Unanswered questions in Indonesia

three candlesWhen it comes to The New York Times, I can be as hypercritical as the next member of a traditional religious flock. So I have to admit that I went straight to the online files this morning, looking to see if the newspaper of record covered the Indonesia executions of three Roman Catholic men convicted in connection with Muslim-Christian clashes in Central Sulawesi. Did the Times cover the story, or just use wire copy? And, the crucial question, did the newspaper ignore the angle of the story that cynical old me expected it to ignore?

I am happy to report that the dateline story from Jakarta was written by Times reporter Raymond Bonner and that, for the most part, it covers all the bases that anyone concerned about religious liberty and the rights of religious minorities would want to see covered. Here is a crucial slice of the story:

The government ignored a last-minute appeal from the European Union to declare a moratorium on the death penalty.

No evidence directly linked any of the condemned to killings, but two were found to be ringleaders of a Christian militia that killed 200 Muslims in 2000, and the third to have instructed Christians in the use of arrows, according to trial observers.

The European Union appeal did not specifically mention the case of the Christians. Its plea was aimed at halting all executions, including those of three Bali bombers on death row for their role in the attacks on nightclubs in 2002, which killed 202 people, European diplomats said.

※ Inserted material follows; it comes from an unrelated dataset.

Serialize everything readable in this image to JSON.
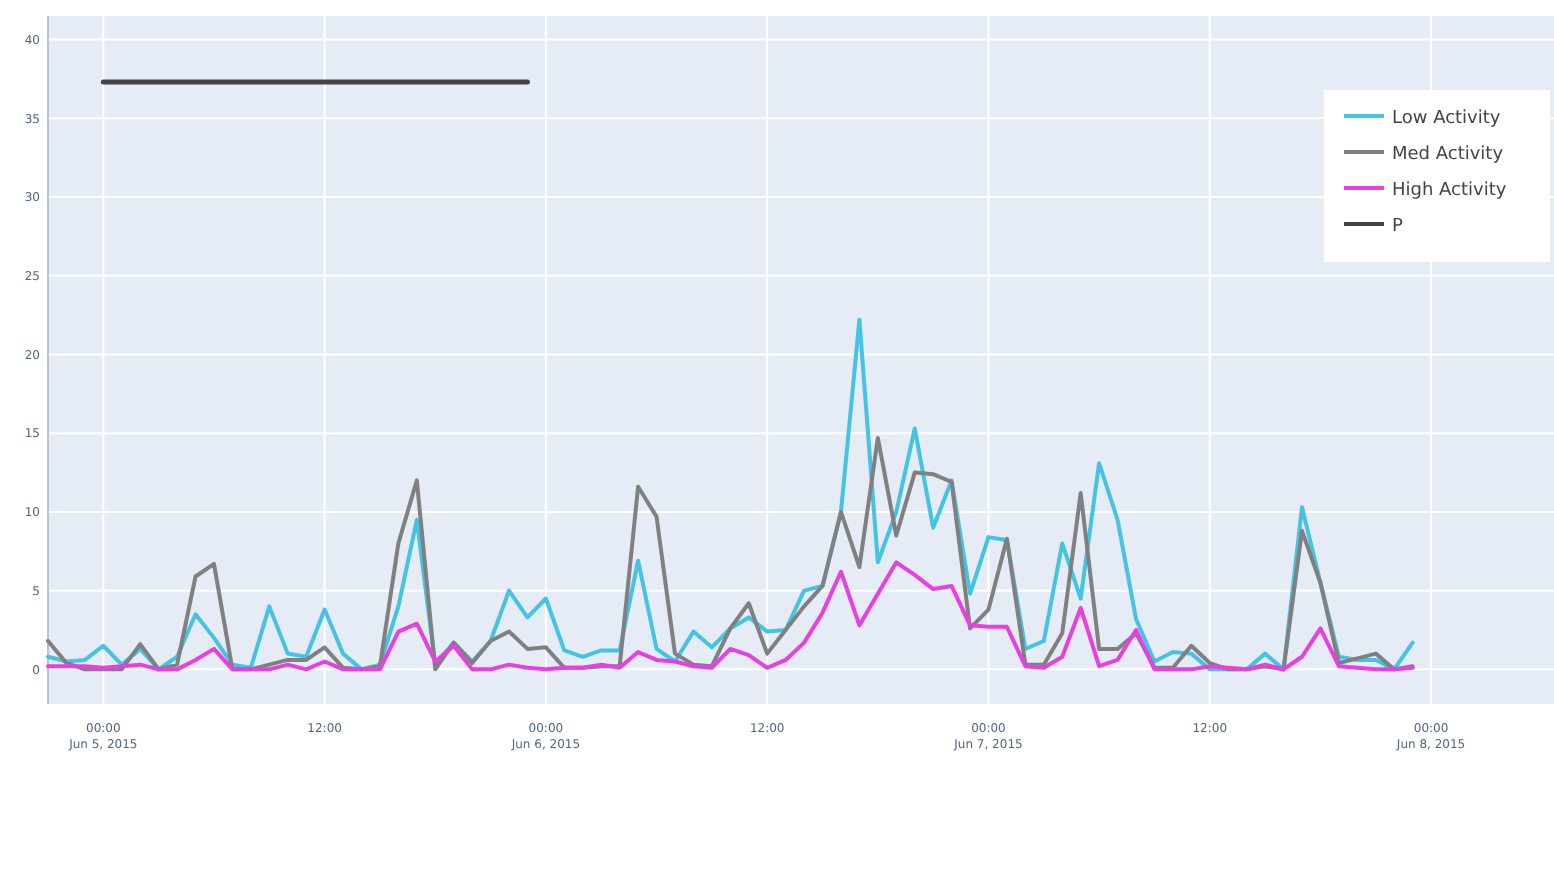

Now, I think it is rather strange to make the death penalty element such a major part of the story (and I say that as a pro-life guy who is totally opposed to the death penalty). The crucial elements of the story are much more basic: Did the men receive fair trials? It is clear they had some role in the violence, but were they guilty of the crimes for which they were sentenced? Human-rights groups have raised major questions.

But here is the big question that no one seems to want to ask. What happened to the other people captured and jailed in connection with the violence? In particular, what happened to leaders of the Muslim rioters? What kinds of sentences have they received?

This is where you have to start reading between the lines of the Times report and other mainstream stories, such as this one from Reuters or this Associated Press report.

At their 2001 trial, no one testified seeing any of (the three men) kill anyone, Dave McRae, an expert in the Poso conflict at the Australian National University, wrote in The Jakarta Post on Wednesday. Even if they were leaders, "their death sentence is excessive," he wrote. More than 150 men have been tried in connection with the Poso violence, but no other sentence has been more severe than 15 years in prison, Mr. McRae wrote.

The executions of the three men had become entangled with the case of the Bali bombers. In this overwhelmingly Muslim country, the government considers that the risk of political protests would be too great if it executed the Bali bombers and not the Christians.

More than 150 men have been tried? Can we have more information about that?

How do the sentences of the Muslims involved in the violence -- in the secular nation of Indonesia -- compare with those of the Christians convicted? (The AP story, I should note, does say that very few Muslims were convicted and that they received only short sentences.) And why do you have to execute three Catholics, who received trials that human-rights activists insist were strange at best, as a way of helping the nation brace for the executions of the Islamist bombers in the Bali case?

However, the Times report is certainly better than most of the tiny stories featured in American newspapers today. So let me end with this question: How many GetReligion readers saw any coverage of this human-rights case in the media today? How high was this story played in your local media?